You'll want to pay attention not necessarily to the point itself but to the "secondary" point, which only your electronics can reveal. The main point might extend out to 3 feet of water, whereas the point below it might be sitting out in 10 feet of water on a shelf. Baitfish will gather around these points, as will specks using them as transition zones from shallow to deep water. This is a prime spot at which to try trolling for trout.
Trolling is a popular method on Lake Pontchartrain outside of New Orleans; I've been doing it for the last few years. Tie on a deep diving crankbait like a Bomber 9A or a Fat Free Shad and slowly troll over these secondary points. It's important when the fish aren't actively feeding to cover lots of water -- and that's exactly what trolling allows you to do. I caught a massive trout while I was trolling a chartreuse-colored Fat Free Shad over the secondary point of an island. No signs of any feeding activity were visible, but the graph showed plenty of baitfish about 10 feet down, and some larger fish suspended just below them. The Fat Free Shad will dive up to 18 feet but seems to cruise right at around 14 feet. In this case, that's where the action was.
If the water is nervous over a dropoff or a shallow flat, fish a topwater plug. Many good ones are out there, but my favorite is the Skitter Walk. Last spring, my father and I stopped at one such spot, and I had a Skitter Walk blown 2 feet out of the water on the first cast. I never did catch that fish, but fortunately for us, it was among friends. When using topwater lures, start fishing parallel to the shore and move back, so you can fish the plug from the shallows out past the dropoff, which very often will be where the trout are located.
Where the water flow enters a channel -- as it does on a number of points along Calcasieu's western edge -- speckled trout often will hold right along the edge of the dropoff, where they can hammer baitfish and feed along the "color lines" formed when clear water meets murky. These are great spots for fishing topwaters, or slow-sinking plugs like a Catch 2000. If you do use a slow-sinker, make sure you let it work the shallows first and then fall over the edge of the dropoff. It's not necessary for the drops to be extreme, since most of Calcasieu is shallow. Some of the most productive dropoffs are found simply where 3 feet of water drops into 6.
"IT GETS WEIRD OUT THERE"
Anglers wanting to venture outside of Calcasieu itself should target the Sabine jetties, which start to turn on in May and improve throughout the summer. Keep in mind that one day of excellent fishing can be followed by a day of poor fishing, even when conditions appear to be virtually the same.
"It gets weird out there with the trout getting into that summer bite pattern," said angler Kelly Tanner, who frequents the Louisiana rocks. Last year, Tanner caught limits of trout in the washouts on the Gulf of Mexico side of the Louisiana rocks from 30 minutes before dawn until about 15 minutes after first light.
"I catch most of them throwing a silver/blue Skitter Pop right against the rocks," said the angler from Beaumont, Texas. "Most of the time, the strikes are on the very first twitch of the lure and they are hitting hard. But then when they decide to stop biting, they just quit altogether."

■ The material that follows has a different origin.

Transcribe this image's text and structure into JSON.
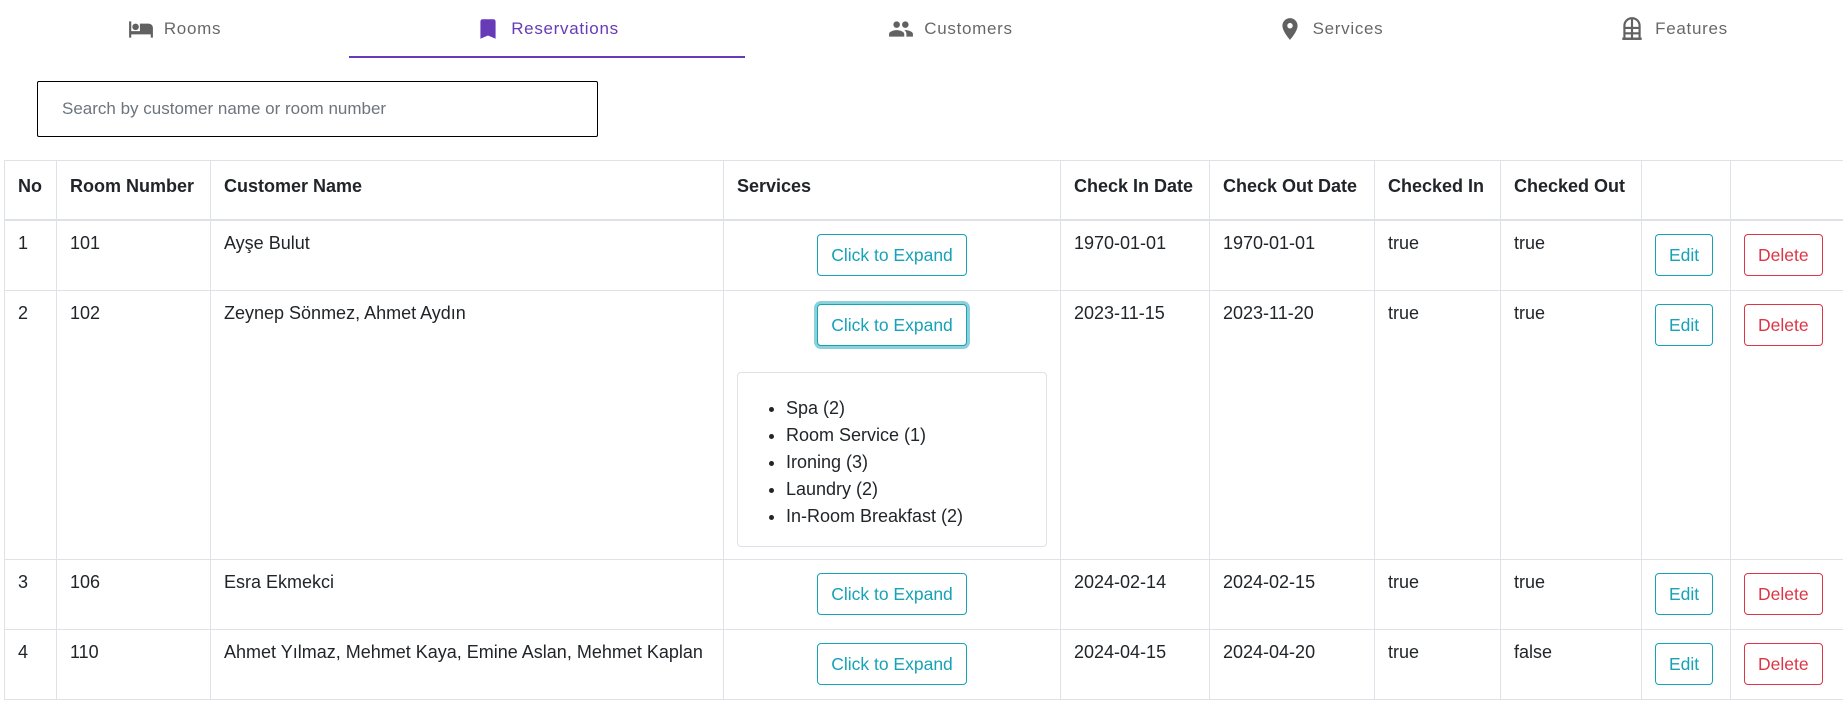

Newly formed islands produced by spoils of the LNG plant north of the jetties have produced some phenomenal fishing beginning about half-mile east of the northern tier of the jetties. Local anglers are calling them the "Little Chandeleurs," as they appear similar to the barrier islands along the Louisiana/Mississippi border and produce similar large catches of trout.

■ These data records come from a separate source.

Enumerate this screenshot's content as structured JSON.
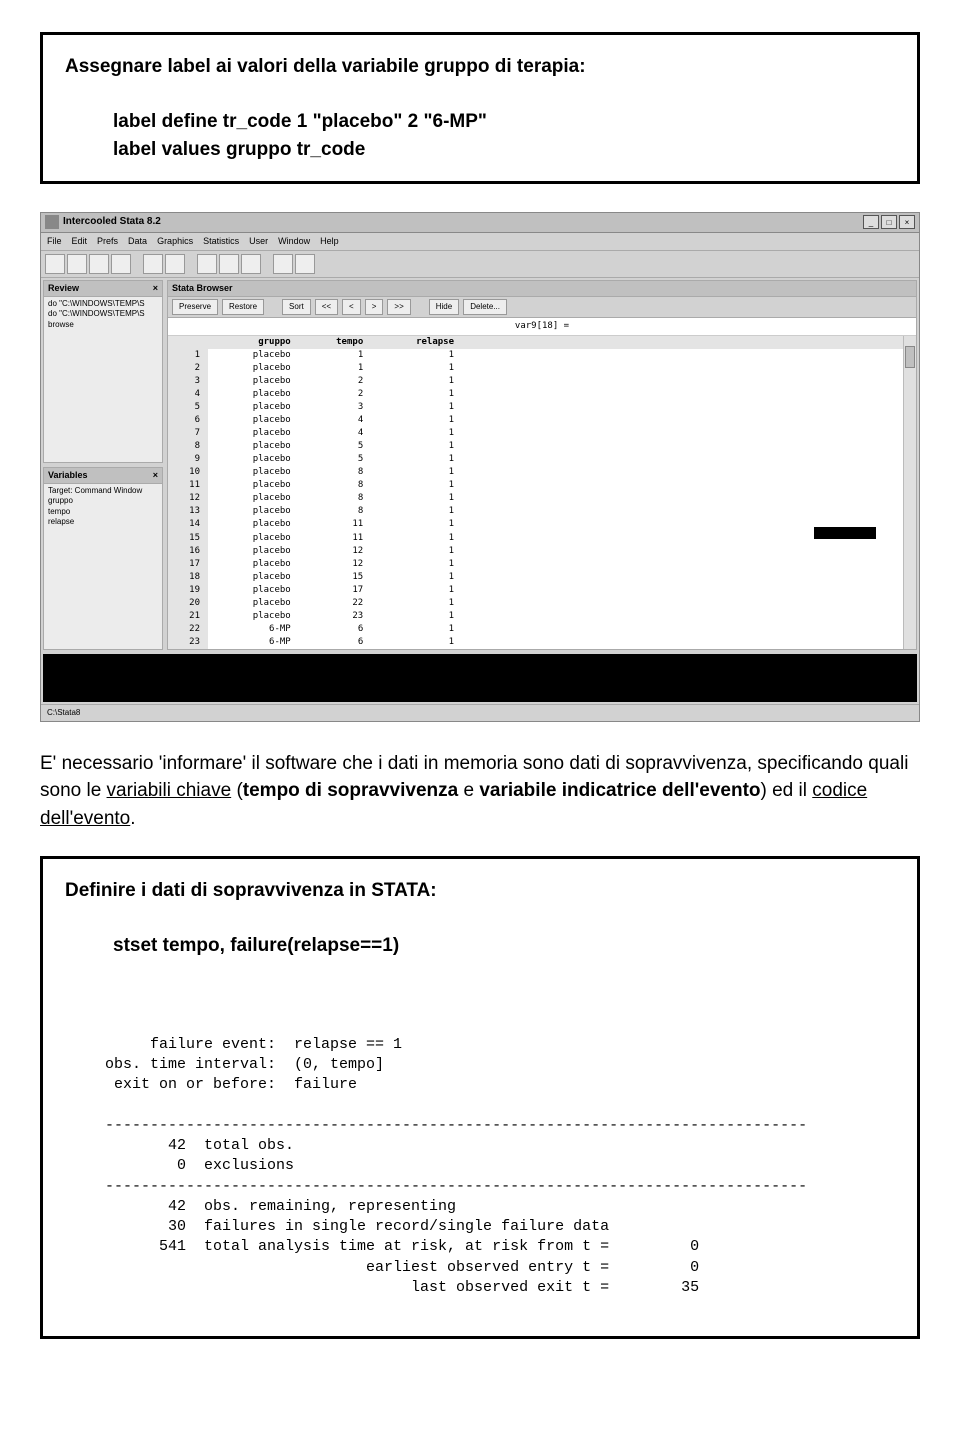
{
  "box1": {
    "title": "Assegnare label ai valori della variabile gruppo di terapia:",
    "cmd1": "label define tr_code 1 \"placebo\" 2 \"6-MP\"",
    "cmd2": "label values gruppo tr_code"
  },
  "stata": {
    "app_title": "Intercooled Stata 8.2",
    "menu": [
      "File",
      "Edit",
      "Prefs",
      "Data",
      "Graphics",
      "Statistics",
      "User",
      "Window",
      "Help"
    ],
    "review_title": "Review",
    "review_items": [
      "do \"C:\\WINDOWS\\TEMP\\S",
      "do \"C:\\WINDOWS\\TEMP\\S",
      "browse"
    ],
    "variables_title": "Variables",
    "variables_header": "Target: Command Window",
    "variables_items": [
      "gruppo",
      "tempo",
      "relapse"
    ],
    "browser_title": "Stata Browser",
    "browser_buttons": [
      "Preserve",
      "Restore",
      "Sort",
      "<<",
      "<",
      ">",
      ">>",
      "Hide",
      "Delete..."
    ],
    "var_field": "var9[18] =",
    "columns": [
      "gruppo",
      "tempo",
      "relapse"
    ],
    "rows": [
      [
        1,
        "placebo",
        1,
        1
      ],
      [
        2,
        "placebo",
        1,
        1
      ],
      [
        3,
        "placebo",
        2,
        1
      ],
      [
        4,
        "placebo",
        2,
        1
      ],
      [
        5,
        "placebo",
        3,
        1
      ],
      [
        6,
        "placebo",
        4,
        1
      ],
      [
        7,
        "placebo",
        4,
        1
      ],
      [
        8,
        "placebo",
        5,
        1
      ],
      [
        9,
        "placebo",
        5,
        1
      ],
      [
        10,
        "placebo",
        8,
        1
      ],
      [
        11,
        "placebo",
        8,
        1
      ],
      [
        12,
        "placebo",
        8,
        1
      ],
      [
        13,
        "placebo",
        8,
        1
      ],
      [
        14,
        "placebo",
        11,
        1
      ],
      [
        15,
        "placebo",
        11,
        1
      ],
      [
        16,
        "placebo",
        12,
        1
      ],
      [
        17,
        "placebo",
        12,
        1
      ],
      [
        18,
        "placebo",
        15,
        1
      ],
      [
        19,
        "placebo",
        17,
        1
      ],
      [
        20,
        "placebo",
        22,
        1
      ],
      [
        21,
        "placebo",
        23,
        1
      ],
      [
        22,
        "6-MP",
        6,
        1
      ],
      [
        23,
        "6-MP",
        6,
        1
      ]
    ],
    "statusbar": "C:\\Stata8"
  },
  "para1_pre": "E' necessario 'informare' il software che i dati in memoria sono dati di sopravvivenza, specificando quali sono le ",
  "para1_u1": "variabili chiave",
  "para1_mid1": " (",
  "para1_b1": "tempo di sopravvivenza",
  "para1_mid2": " e ",
  "para1_b2": "variabile indicatrice dell'evento",
  "para1_mid3": ") ed il ",
  "para1_u2": "codice dell'evento",
  "para1_end": ".",
  "box2": {
    "title": "Definire i dati di sopravvivenza in STATA:",
    "cmd": "stset tempo, failure(relapse==1)",
    "out": "     failure event:  relapse == 1\nobs. time interval:  (0, tempo]\n exit on or before:  failure\n\n------------------------------------------------------------------------------\n       42  total obs.\n        0  exclusions\n------------------------------------------------------------------------------\n       42  obs. remaining, representing\n       30  failures in single record/single failure data\n      541  total analysis time at risk, at risk from t =         0\n                             earliest observed entry t =         0\n                                  last observed exit t =        35"
  }
}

I've personally had some success fishing this area by wading and throwing topwater lures like the Skitter Walk and soft plastics like a Killer Diller shrimp from Creme. The fish feed aggressively here, and they seem to bite best right at dawn or during peak tidal movements. Make sure to keep an eye out for stingrays and sharks. Many bull sharks swim the area, and as anyone knows, they're the kind of creature that can spoil your trout fishing for a lifetime.